In the field of metagenomics, one of the first priorities in the analyses of the generated data is being able to assign contigs or singletons to a taxon, either by a sequence homology by searching for the signature an infectious agent (GOTTCHA), or by the use of another algorithm such as Kraken [4, 20]. Even if the size of the sequence which we aim to assign is not a limiting criteria, the bigger its size, the easier the assignation will be, especially if the divergence with a reference sequence is great. A de novo preliminary assembly step is usually achieved regardless of the method of preparation of nucleic acids and their prior amplification or non-amplification, in order to, on one hand, increase the size of the sequences to assign, and on the other hand, diminish their number. In this situation in metagenomics, when obtaining the entire genome of a viral agent is less sought and very unlikely, obtaining very small-sized contigs after an assembly is sufficient to allow their assignation and to gather them in viral families [21]. However, in some cases, after identification by a metagenomic approach, obtaining a viral pathogen’s entire genome is important for a better molecular characterization of the identified viral strain. When the divergence with a reference genome is low, the sequence can be easily achieved by mapping, for example in the case of the Middelburg virus in this study [22]. However, in the case of a virus whose sequence is strongly divergent compared to the closest reference sequence (for instance in this study with our Mengovirus AnRB which presents about 20 % of divergence on the nucleic level), the approach by mapping is not adapted except at the level of the slightly divergent genomic region. In this case, the finalization of the genome can only be obtained either with the combination of the Sanger sequencing to complete the missing regions of the genome initially obtained through several contigs, or by improving the de novo assembly in order to obtain longer contigs covering the whole genome.

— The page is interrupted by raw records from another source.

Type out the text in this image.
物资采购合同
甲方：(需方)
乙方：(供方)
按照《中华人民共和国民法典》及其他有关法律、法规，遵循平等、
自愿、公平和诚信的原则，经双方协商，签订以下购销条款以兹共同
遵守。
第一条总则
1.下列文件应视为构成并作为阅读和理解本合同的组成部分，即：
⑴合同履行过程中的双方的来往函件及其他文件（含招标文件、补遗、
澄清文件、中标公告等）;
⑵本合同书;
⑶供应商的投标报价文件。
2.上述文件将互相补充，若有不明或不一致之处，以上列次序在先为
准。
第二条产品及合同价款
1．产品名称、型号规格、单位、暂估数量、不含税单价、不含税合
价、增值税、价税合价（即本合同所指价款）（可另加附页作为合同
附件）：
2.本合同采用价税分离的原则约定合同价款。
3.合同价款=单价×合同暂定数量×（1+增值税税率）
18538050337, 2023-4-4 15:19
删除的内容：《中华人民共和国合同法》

In conclusion, the elimination of the reads or of the chimeric portions in the reads generated during the RNA amplification steps are the key to an improvement in the assembling of the sequences in order to obtain the whole genome of the considered RNA virus. This procedure using a pipeline of tools is able to overcome potential drawbacks due to the amplification methods and yields a much better assemblage of viral genomes even when no close reference sequence is available.